Mike's friends remember

June 04, 2004|by LAURA ERNDE

Last week Michael G. "Mike" Callas brought a vase of silk flowers to each of the women who worked in the accounting department at his Hagerstown construction business.

Callas was always giving them something from his travels, whether it was a piece of candy from the bank or a pair of earrings from the Bahamas.

"We'd say, 'where'd you steal that from,'" said Lisa Fox of Hagerstown.

Fox said she'll treasure the vase, which came from the banquet table at Callas' class reunion, knowing it was the last in a long line of gifts from her generous boss.


Employees and friends of Callas met at the Four Points Sheraton on Thursday after his funeral service to share a meal and trade stories about the Hagerstown man who was a legend for his philanthropy in business and the community.

"No matter what you asked him for, he'd give it to you," said Vernon "Buster" Huntzberry, who worked for Callas for nearly 40 years as a project supervisor.

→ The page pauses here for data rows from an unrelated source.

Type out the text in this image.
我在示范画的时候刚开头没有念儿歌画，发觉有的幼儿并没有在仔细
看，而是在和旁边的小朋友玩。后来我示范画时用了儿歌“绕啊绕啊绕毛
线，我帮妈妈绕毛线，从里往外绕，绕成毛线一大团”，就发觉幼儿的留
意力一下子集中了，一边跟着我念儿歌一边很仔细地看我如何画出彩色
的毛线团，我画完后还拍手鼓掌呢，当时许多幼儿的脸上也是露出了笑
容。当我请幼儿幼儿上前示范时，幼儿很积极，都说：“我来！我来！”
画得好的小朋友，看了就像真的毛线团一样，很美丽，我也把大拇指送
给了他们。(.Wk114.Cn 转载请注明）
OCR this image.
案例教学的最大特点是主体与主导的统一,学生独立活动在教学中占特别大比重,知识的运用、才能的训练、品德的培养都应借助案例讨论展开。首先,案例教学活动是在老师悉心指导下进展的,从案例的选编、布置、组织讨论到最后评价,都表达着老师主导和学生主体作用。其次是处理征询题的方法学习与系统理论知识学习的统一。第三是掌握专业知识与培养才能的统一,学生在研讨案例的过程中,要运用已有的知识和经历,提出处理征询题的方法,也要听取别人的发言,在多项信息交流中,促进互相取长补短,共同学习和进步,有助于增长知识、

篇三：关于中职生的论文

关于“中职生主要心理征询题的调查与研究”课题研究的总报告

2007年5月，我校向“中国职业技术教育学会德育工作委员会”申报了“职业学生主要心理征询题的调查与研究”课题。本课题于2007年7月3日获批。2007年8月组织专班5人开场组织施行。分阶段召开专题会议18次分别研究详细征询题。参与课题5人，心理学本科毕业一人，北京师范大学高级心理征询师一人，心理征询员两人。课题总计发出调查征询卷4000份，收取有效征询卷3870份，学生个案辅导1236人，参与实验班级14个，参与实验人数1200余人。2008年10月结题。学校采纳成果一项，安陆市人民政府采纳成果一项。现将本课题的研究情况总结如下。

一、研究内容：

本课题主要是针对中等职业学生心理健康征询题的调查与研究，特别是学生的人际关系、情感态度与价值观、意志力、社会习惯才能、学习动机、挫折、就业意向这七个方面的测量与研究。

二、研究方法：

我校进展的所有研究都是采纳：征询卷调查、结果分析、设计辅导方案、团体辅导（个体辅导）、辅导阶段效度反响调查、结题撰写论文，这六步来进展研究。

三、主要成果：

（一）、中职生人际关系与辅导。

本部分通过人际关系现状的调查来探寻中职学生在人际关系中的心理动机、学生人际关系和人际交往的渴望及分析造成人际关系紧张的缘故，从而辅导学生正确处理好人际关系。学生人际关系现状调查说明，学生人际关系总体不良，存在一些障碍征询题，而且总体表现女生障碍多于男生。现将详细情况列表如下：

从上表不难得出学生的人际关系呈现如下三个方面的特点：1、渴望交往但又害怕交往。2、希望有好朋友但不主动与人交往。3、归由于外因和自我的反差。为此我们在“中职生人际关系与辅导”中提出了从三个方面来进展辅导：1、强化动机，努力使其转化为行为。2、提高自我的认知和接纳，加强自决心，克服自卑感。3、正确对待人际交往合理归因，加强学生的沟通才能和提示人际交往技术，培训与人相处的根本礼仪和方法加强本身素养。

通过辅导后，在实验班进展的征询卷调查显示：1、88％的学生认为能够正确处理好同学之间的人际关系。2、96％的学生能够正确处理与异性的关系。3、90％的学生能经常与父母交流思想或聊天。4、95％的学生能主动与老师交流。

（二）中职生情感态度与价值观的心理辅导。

If Huntzberry ran into his boss at a restaurant, Callas would pick up his check and when Huntzberry went on vacation, Callas would slip him an extra $100.

Before he died, Callas arranged for Huntzberry to keep his company pickup truck when he retires.

"He counts every one of us as family," Huntzberry said.

In business, Callas was demanding but fair, associates said.

Longtime employee Harold Taber of Smithsburg said he'll never forget something Callas said 50 years ago when the company was doing a project for Landis Tool Co. in Waynesboro, Pa.

Callas had just finished disciplining the project supervisor for a delay in the job.

The supervisor told Callas that Rome wasn't built in a day. Callas came back with, "Well, I wasn't running that project."

"He was forgiving, yes, but if you worked for him you did the job right," said Erwin Asam, who teamed up with Callas on the Clarion Hotel in Shepherdstown, W.Va.

Callas had a knack for spotting people with integrity and honesty, said Gregory White, an executive vice president at Callas Contractors Inc.

He rewarded those people consistently in ways both large and small.

When an arsonist set fire to a church his company was building in Clear Spring, Callas rebuilt the church and erased their debt, White said.

As the firm's accountant since 1978, Doug Moul said there were countless such examples.

"Mike was going to do what Mike was going to do. You could not say no to Mike," Moul said.

Landing the Callas account helped establish the Hagerstown firm of Albright Crumbacker and Moul, which was just getting started when they picked up the powerhouse client.

"I stand here today still kind of in awe," he said.

Betty Smith, who worked as Callas' assistant for 36 years, remembered the time Callas bought a suit so one of his employees could go to his brother's funeral.

"He was forever doing things for people," she said.

Callas was instrumental in renovating the parish house at St. Anne's Episcopal Church in Smithsburg in the early 1950s, said parishioner Marguerite "Marge" Jacques.

Not only did he donate materials and labor, but he helped the congregation raise money to finish the project by suggesting they sell wreaths.

When Jacques said she didn't know how to make a wreath, Callas showed her, she said.

Callas was well known in the construction industry nationally, said Joan Warner of Associated Builders and Contractors of the Cumberland Valley.

Callas helped start the national ABC organization, which has 24,000 members, and served as president in 1973-74.

Even after he became an octogenarian, Callas never stopped doing thing for others.

One wintry day a few months ago, Fox said Callas got a broom and personally helped her clean the snow off her car.